Your team members should be talking to each other, and for a game this would also mean that your programmers need to be talking together with your designers/artists. Regular (weekly or biweekly) face to face meetings are a must to keep people focused and working. This is especially important for university because motivation is low due to other commitments and lack of a paycheck. Other communication channels are important, too, but just email by itself for instance is almost a guaranteed recipe for disaster. IM does not really cut it either. If all else fails, Skype can help, but face-to-face is really best to keep people motivated.

Project management is a continuous process. It starts on day one and is not done until you ship your project. At the beginning you will have some kind of brainstorming session and come up with a project plan. Maybe you will codify some milestones in a Gantt chart or similar tool. What frequently happens next is that this chart is shown to the project advisor from university-side, then put into the long drawer, never to see the light of day again. You have to perform controlling continuously and compare reality with the chart, making adjustments. Otherwise you will not even know that you are in trouble until it's already too late to salvage the project. This is also true for very small teams.

We made this last mistake with the web application we shipped last week for our institute. We had two people and sixteen weeks to build it, but a majority of the project took place over the last six weeks, and we ended up two weeks behind schedule. We did not perform any project controlling and had only a couple of face-to-face meetings. But towards the end of the project, communication drastically increased, as my phone bill will testify :-).

In any case you will also want to consider what is possible with the team you have. I don't have experience working with artists, but programmers at least will underestimate the programming effort required (I do this myself all the time - you'd think I'd learn after so long...). This is a fact of life that you will have to deal with when you plan the project - if your programmer guys tell you something will take six weeks, it will really take anywhere from twelve to sixteen. The less experience the programmers have, the longer it will take compared to their initial estimate. Feature creep also comes into this - software is never done but accumulates features if you don't know where to draw the line.

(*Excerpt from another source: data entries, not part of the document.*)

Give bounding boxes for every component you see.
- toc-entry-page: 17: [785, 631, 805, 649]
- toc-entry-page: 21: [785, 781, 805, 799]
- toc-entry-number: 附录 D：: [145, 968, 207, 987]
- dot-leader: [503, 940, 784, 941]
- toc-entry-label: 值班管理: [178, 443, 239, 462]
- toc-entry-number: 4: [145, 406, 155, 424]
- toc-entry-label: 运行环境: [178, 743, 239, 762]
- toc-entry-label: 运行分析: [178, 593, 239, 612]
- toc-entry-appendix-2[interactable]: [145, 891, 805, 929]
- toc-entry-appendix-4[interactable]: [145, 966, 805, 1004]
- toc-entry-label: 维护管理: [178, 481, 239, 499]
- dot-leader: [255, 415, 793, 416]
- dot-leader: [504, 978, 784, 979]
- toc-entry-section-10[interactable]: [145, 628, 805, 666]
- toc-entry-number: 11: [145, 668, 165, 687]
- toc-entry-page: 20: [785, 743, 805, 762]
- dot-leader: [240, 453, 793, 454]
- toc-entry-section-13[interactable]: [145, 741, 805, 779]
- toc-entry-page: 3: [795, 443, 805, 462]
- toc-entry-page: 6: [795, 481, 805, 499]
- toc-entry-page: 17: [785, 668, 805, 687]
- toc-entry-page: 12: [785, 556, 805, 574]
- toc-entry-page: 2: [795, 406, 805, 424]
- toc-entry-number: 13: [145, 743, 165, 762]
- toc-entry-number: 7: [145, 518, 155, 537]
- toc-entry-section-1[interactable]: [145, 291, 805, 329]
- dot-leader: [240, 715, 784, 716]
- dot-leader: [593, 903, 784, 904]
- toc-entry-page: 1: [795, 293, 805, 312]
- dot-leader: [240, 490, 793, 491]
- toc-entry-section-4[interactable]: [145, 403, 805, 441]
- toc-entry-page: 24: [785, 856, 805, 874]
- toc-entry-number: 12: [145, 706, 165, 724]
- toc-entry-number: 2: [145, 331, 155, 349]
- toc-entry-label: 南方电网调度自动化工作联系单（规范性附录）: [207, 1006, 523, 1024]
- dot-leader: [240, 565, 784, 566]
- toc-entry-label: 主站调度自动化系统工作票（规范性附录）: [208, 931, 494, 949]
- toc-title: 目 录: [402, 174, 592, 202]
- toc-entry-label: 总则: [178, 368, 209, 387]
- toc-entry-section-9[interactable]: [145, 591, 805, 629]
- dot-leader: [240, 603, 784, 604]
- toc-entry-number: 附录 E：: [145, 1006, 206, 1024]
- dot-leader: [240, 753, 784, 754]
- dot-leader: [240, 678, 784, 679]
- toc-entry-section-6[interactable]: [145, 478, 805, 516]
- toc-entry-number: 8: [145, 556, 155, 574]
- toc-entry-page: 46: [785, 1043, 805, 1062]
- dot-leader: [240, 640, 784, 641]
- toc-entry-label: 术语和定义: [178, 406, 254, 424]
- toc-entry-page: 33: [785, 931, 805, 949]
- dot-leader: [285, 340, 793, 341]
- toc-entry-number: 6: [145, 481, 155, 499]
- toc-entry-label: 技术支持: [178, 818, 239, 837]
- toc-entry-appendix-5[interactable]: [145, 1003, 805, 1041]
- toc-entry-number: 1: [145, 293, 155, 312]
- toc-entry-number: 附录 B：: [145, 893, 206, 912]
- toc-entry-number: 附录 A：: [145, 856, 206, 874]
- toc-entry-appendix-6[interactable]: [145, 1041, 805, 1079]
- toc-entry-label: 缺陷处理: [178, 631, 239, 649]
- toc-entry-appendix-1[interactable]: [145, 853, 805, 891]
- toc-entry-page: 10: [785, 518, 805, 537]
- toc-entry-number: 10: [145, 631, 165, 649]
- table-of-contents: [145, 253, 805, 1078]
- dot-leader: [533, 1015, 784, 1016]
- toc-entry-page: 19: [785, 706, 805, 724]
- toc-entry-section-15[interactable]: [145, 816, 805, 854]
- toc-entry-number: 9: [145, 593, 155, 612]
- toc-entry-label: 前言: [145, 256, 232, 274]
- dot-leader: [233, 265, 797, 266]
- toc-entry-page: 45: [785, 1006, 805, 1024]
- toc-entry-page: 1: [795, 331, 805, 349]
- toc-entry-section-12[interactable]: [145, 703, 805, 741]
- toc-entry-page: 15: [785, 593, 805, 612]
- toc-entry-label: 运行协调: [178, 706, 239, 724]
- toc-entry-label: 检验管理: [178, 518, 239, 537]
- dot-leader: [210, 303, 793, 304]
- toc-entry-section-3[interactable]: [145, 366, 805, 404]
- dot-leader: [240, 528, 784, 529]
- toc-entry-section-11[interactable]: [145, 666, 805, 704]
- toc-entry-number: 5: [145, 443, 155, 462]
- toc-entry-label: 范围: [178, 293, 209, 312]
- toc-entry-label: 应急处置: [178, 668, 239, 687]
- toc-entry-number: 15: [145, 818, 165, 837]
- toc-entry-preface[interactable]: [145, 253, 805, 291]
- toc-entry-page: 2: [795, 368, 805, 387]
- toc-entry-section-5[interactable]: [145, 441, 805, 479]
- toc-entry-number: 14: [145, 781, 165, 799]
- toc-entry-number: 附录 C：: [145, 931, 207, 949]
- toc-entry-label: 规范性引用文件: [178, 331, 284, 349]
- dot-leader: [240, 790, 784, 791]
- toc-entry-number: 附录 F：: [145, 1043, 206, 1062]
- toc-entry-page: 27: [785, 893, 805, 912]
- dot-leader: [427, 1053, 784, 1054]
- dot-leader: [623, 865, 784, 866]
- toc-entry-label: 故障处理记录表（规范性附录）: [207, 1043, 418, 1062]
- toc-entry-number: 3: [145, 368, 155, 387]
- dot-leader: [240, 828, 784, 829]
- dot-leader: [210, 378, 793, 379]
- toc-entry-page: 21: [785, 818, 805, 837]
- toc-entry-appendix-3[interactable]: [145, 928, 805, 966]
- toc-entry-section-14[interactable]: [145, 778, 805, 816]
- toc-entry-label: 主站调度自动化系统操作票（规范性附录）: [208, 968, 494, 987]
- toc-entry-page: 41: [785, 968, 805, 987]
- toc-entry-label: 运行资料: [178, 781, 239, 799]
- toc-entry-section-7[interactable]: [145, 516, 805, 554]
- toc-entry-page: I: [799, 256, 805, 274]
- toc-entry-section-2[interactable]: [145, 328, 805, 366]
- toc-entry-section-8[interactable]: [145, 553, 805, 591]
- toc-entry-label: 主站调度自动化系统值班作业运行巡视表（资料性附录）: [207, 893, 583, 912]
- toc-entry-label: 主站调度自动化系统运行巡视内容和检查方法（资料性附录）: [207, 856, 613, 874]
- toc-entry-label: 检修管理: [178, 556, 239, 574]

Tools and middleware are also important, because they can really cut down the time it takes to make something. No matter whether your game is in Python, Java, or C++, there are many great libraries and middleware solutions out there that you can take advantage of. Don't let your programmers come up with a new engine from scratch, as that will almost certainly take too long unless the game is really, really simple.

It almost goes without saying that you need a central version control system. Subversion does wonders for code but can also perform versioning for your other assets such as the project plan or your graphics assets that are part of the project. Nowadays, distributed version control systems are also popular, but I have no experience with those. You can get free hosting for Subversion projects from various providers on the net. Another online tool you could benefit from would be a central task and bug tracker.